Read and explore all types of media in order to refine your perspective. This wider range of ideas also exposes your brain, a connection machine, to new nodes and types of information. You'll become more creative.
You can take this advice both literally and figuratively, as it expands beyond books. Reading is primarily about acquiring information, but you don't just acquire information from books and writing. You can acquire information from the events unfolding in front of you, from conversations, from podcasts and many other sources. So "read" those carefully as well. Don't avoid small talk and light banter. Talk to as many different people as you like. Invest your time and money to seeing the world.
I used to only read cheerful books, and watch fun TV shows and movies. I didn't think it made sense to invest hours of my life into media that would leave me feeling glum. However, sadness, rage and anxiety are all parts of the human experience. The events that cause these feelings could happen in your real life at any time. Experiencing these emotions is crucial to getting a better grasp on joy, peace and excitement.

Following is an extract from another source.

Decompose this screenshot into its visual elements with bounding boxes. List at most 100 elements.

Focus by Learning What Not to Do
A large part of writing involves learning what not to say, or what to remove instead of what to include. Trying to do everything is futile. Instead, you have to learn which parts of your life are essential, and which ones you don't have to put as much time or energy into. Whenever you say yes to something, you're also implicitly saying no to something else — either in the present or in the future. Make sure that what you're giving up is worth it. Writer and filmmaker Susan Sontag writes in one of her diaries:
There is a great deal that either has to be given up or be taken away from you if you are going to succeed in writing a body of work.
This advice also applies at an individual productivity level — say no to other tasks and focus on one. Author Henry Miller understood the importance of singletasking, and recommends that writers "Work on one thing at a time until finished."
The thought of your team or office reading your work could paralyse you as you draft up an important email or memo. You're a busy person. Break your hesitance by channeling your inner Kurt Vonnegut, who advises: "Write to please just one person. If you open a window and make love to the world, so to speak, your story will get pneumonia." From a writing context, pretend you're writing to your best friend at work (but be sure to clean up anything too honest when you edit).
Show other people your ideas to make stronger impressions. Avoid dressing up your language, and write like how you would talk. Learn from everything and expand your mind. Most importantly, buckle down and focus to get more important things done.